Tuesday, February 26, 2008

Welcome aboard, Mr. Thornley [Edward John Craig]
Drew Thornley, a policy analyst at the Texas Public Policy Foundation’s Center for Economic Freedom and Center for Natural Resources — and a new Planet Gore contributor — chimes in on the inconvenient truth of global cooling (and solar variability).
Al Gore won an Oscar and a Nobel Peace Prize for his documentary An Inconvenient Truth. He should be grateful that neither committee has provisions for a recount.
New data from all four of the major global temperature tracking outlets show that world temperatures last year dropped between 0.65 and 0.75 degrees Celsius. That’s the largest one-year temperature change ever recorded — up or down — and is large enough to wipe out virtually an entire century of warming.
Multiple researchers have linked global temperatures to levels of solar activity, and the sun has been very active over the last 60 years. But the project director for Canada’s National Research Council says that the sun’s magnetic field has gone quiet and that sunspots have virtually disappeared. The last time that happened, the ice in New York Harbor was thick enough you could walk from Manhattan to Staten Island.
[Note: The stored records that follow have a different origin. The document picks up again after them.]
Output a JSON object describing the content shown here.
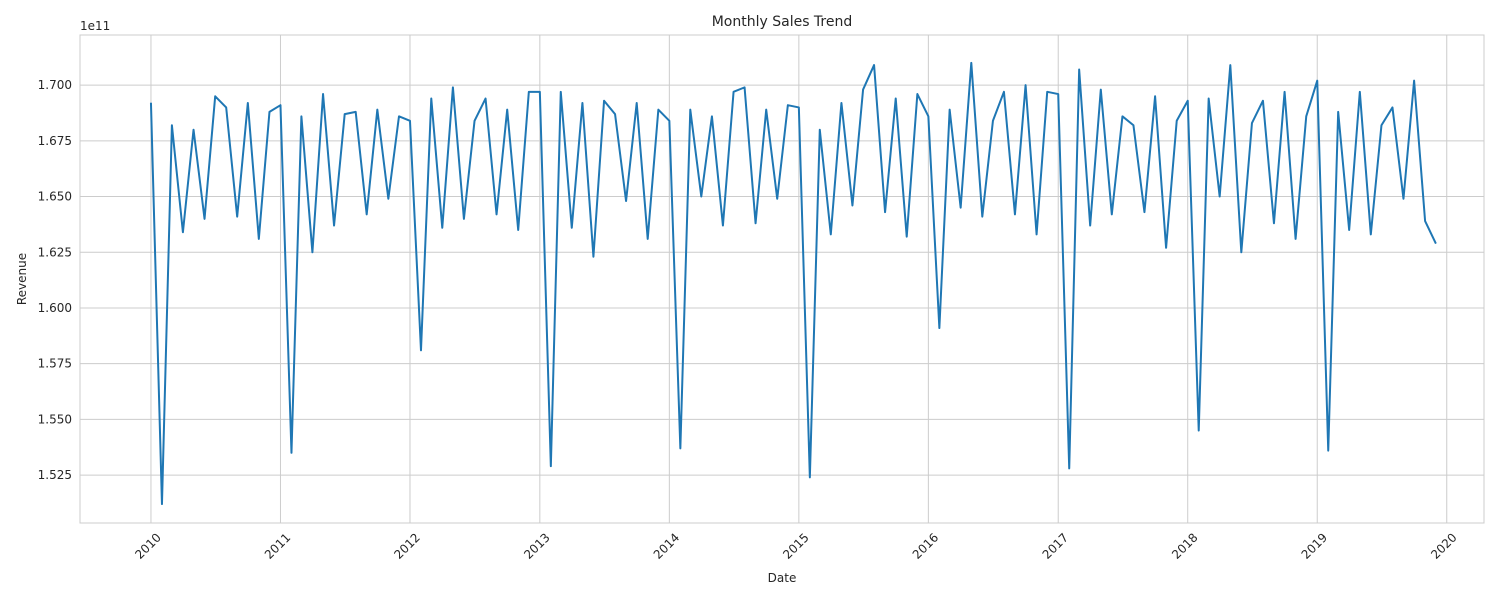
{
  "chart_data": {
    "type": "line",
    "title": "Monthly Sales Trend",
    "xlabel": "Date",
    "ylabel": "Revenue",
    "y_offset_label": "1e11",
    "y_scale_exponent": 11,
    "x_axis_type": "date",
    "xlim": [
      "2009-06-15",
      "2020-04-15"
    ],
    "ylim": [
      150350000000.0,
      172250000000.0
    ],
    "x_ticks": [
      {
        "date": "2010-01-01",
        "label": "2010"
      },
      {
        "date": "2011-01-01",
        "label": "2011"
      },
      {
        "date": "2012-01-01",
        "label": "2012"
      },
      {
        "date": "2013-01-01",
        "label": "2013"
      },
      {
        "date": "2014-01-01",
        "label": "2014"
      },
      {
        "date": "2015-01-01",
        "label": "2015"
      },
      {
        "date": "2016-01-01",
        "label": "2016"
      },
      {
        "date": "2017-01-01",
        "label": "2017"
      },
      {
        "date": "2018-01-01",
        "label": "2018"
      },
      {
        "date": "2019-01-01",
        "label": "2019"
      },
      {
        "date": "2020-01-01",
        "label": "2020"
      }
    ],
    "y_ticks": [
      {
        "value": 152500000000.0,
        "label": "1.525"
      },
      {
        "value": 155000000000.0,
        "label": "1.550"
      },
      {
        "value": 157500000000.0,
        "label": "1.575"
      },
      {
        "value": 160000000000.0,
        "label": "1.600"
      },
      {
        "value": 162500000000.0,
        "label": "1.625"
      },
      {
        "value": 165000000000.0,
        "label": "1.650"
      },
      {
        "value": 167500000000.0,
        "label": "1.675"
      },
      {
        "value": 170000000000.0,
        "label": "1.700"
      }
    ],
    "grid": true,
    "x_tick_rotation": 45,
    "series": [
      {
        "color": "#1f77b4",
        "x": [
          "2010-01",
          "2010-02",
          "2010-03",
          "2010-04",
          "2010-05",
          "2010-06",
          "2010-07",
          "2010-08",
          "2010-09",
          "2010-10",
          "2010-11",
          "2010-12",
          "2011-01",
          "2011-02",
          "2011-03",
          "2011-04",
          "2011-05",
          "2011-06",
          "2011-07",
          "2011-08",
          "2011-09",
          "2011-10",
          "2011-11",
          "2011-12",
          "2012-01",
          "2012-02",
          "2012-03",
          "2012-04",
          "2012-05",
          "2012-06",
          "2012-07",
          "2012-08",
          "2012-09",
          "2012-10",
          "2012-11",
          "2012-12",
          "2013-01",
          "2013-02",
          "2013-03",
          "2013-04",
          "2013-05",
          "2013-06",
          "2013-07",
          "2013-08",
          "2013-09",
          "2013-10",
          "2013-11",
          "2013-12",
          "2014-01",
          "2014-02",
          "2014-03",
          "2014-04",
          "2014-05",
          "2014-06",
          "2014-07",
          "2014-08",
          "2014-09",
          "2014-10",
          "2014-11",
          "2014-12",
          "2015-01",
          "2015-02",
          "2015-03",
          "2015-04",
          "2015-05",
          "2015-06",
          "2015-07",
          "2015-08",
          "2015-09",
          "2015-10",
          "2015-11",
          "2015-12",
          "2016-01",
          "2016-02",
          "2016-03",
          "2016-04",
          "2016-05",
          "2016-06",
          "2016-07",
          "2016-08",
          "2016-09",
          "2016-10",
          "2016-11",
          "2016-12",
          "2017-01",
          "2017-02",
          "2017-03",
          "2017-04",
          "2017-05",
          "2017-06",
          "2017-07",
          "2017-08",
          "2017-09",
          "2017-10",
          "2017-11",
          "2017-12",
          "2018-01",
          "2018-02",
          "2018-03",
          "2018-04",
          "2018-05",
          "2018-06",
          "2018-07",
          "2018-08",
          "2018-09",
          "2018-10",
          "2018-11",
          "2018-12",
          "2019-01",
          "2019-02",
          "2019-03",
          "2019-04",
          "2019-05",
          "2019-06",
          "2019-07",
          "2019-08",
          "2019-09",
          "2019-10",
          "2019-11",
          "2019-12"
        ],
        "values": [
          169200000000.0,
          151200000000.0,
          168200000000.0,
          163400000000.0,
          168000000000.0,
          164000000000.0,
          169500000000.0,
          169000000000.0,
          164100000000.0,
          169200000000.0,
          163100000000.0,
          168800000000.0,
          169100000000.0,
          153500000000.0,
          168600000000.0,
          162500000000.0,
          169600000000.0,
          163700000000.0,
          168700000000.0,
          168800000000.0,
          164200000000.0,
          168900000000.0,
          164900000000.0,
          168600000000.0,
          168400000000.0,
          158100000000.0,
          169400000000.0,
          163600000000.0,
          169900000000.0,
          164000000000.0,
          168400000000.0,
          169400000000.0,
          164200000000.0,
          168900000000.0,
          163500000000.0,
          169700000000.0,
          169700000000.0,
          152900000000.0,
          169700000000.0,
          163600000000.0,
          169200000000.0,
          162300000000.0,
          169300000000.0,
          168700000000.0,
          164800000000.0,
          169200000000.0,
          163100000000.0,
          168900000000.0,
          168400000000.0,
          153700000000.0,
          168900000000.0,
          165000000000.0,
          168600000000.0,
          163700000000.0,
          169700000000.0,
          169900000000.0,
          163800000000.0,
          168900000000.0,
          164900000000.0,
          169100000000.0,
          169000000000.0,
          152400000000.0,
          168000000000.0,
          163300000000.0,
          169200000000.0,
          164600000000.0,
          169800000000.0,
          170900000000.0,
          164300000000.0,
          169400000000.0,
          163200000000.0,
          169600000000.0,
          168600000000.0,
          159100000000.0,
          168900000000.0,
          164500000000.0,
          171000000000.0,
          164100000000.0,
          168400000000.0,
          169700000000.0,
          164200000000.0,
          170000000000.0,
          163300000000.0,
          169700000000.0,
          169600000000.0,
          152800000000.0,
          170700000000.0,
          163700000000.0,
          169800000000.0,
          164200000000.0,
          168600000000.0,
          168200000000.0,
          164300000000.0,
          169500000000.0,
          162700000000.0,
          168400000000.0,
          169300000000.0,
          154500000000.0,
          169400000000.0,
          165000000000.0,
          170900000000.0,
          162500000000.0,
          168300000000.0,
          169300000000.0,
          163800000000.0,
          169700000000.0,
          163100000000.0,
          168600000000.0,
          170200000000.0,
          153600000000.0,
          168800000000.0,
          163500000000.0,
          169700000000.0,
          163300000000.0,
          168200000000.0,
          169000000000.0,
          164900000000.0,
          170200000000.0,
          163900000000.0,
          162900000000.0
        ]
      }
    ]
  }
}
Hopefully this will cool the hysteria in the U.S. Congress and parliaments around the world so that we can understand the science of our climate before we pursue policies that could wreck our economy and quality of life.
[Clarification: By writing that last year’s temperature drop was “the largest one-year temperature change ever recorded — up or down — and is large enough to wipe out virtually an entire century of warming,” I meant to highlight the minimal warming of the past century (only about 1 degree C). Last year’s drop of about three quarters of 1 degree C certainly does not mean that warming has not occurred over the last 100 years. But the fact that last year’s drop is just one data point along a 100-year trend line, does not take away from the fact that the drop, strictly degree-wise, is almost equivalent to the average rise in temps over the last 100 years.
This year, we might see an equivalent rise in temps, or we could see more cooling. Time will tell. But one thing is for sure: Temperatures will continue to fluctuate, as they always have.]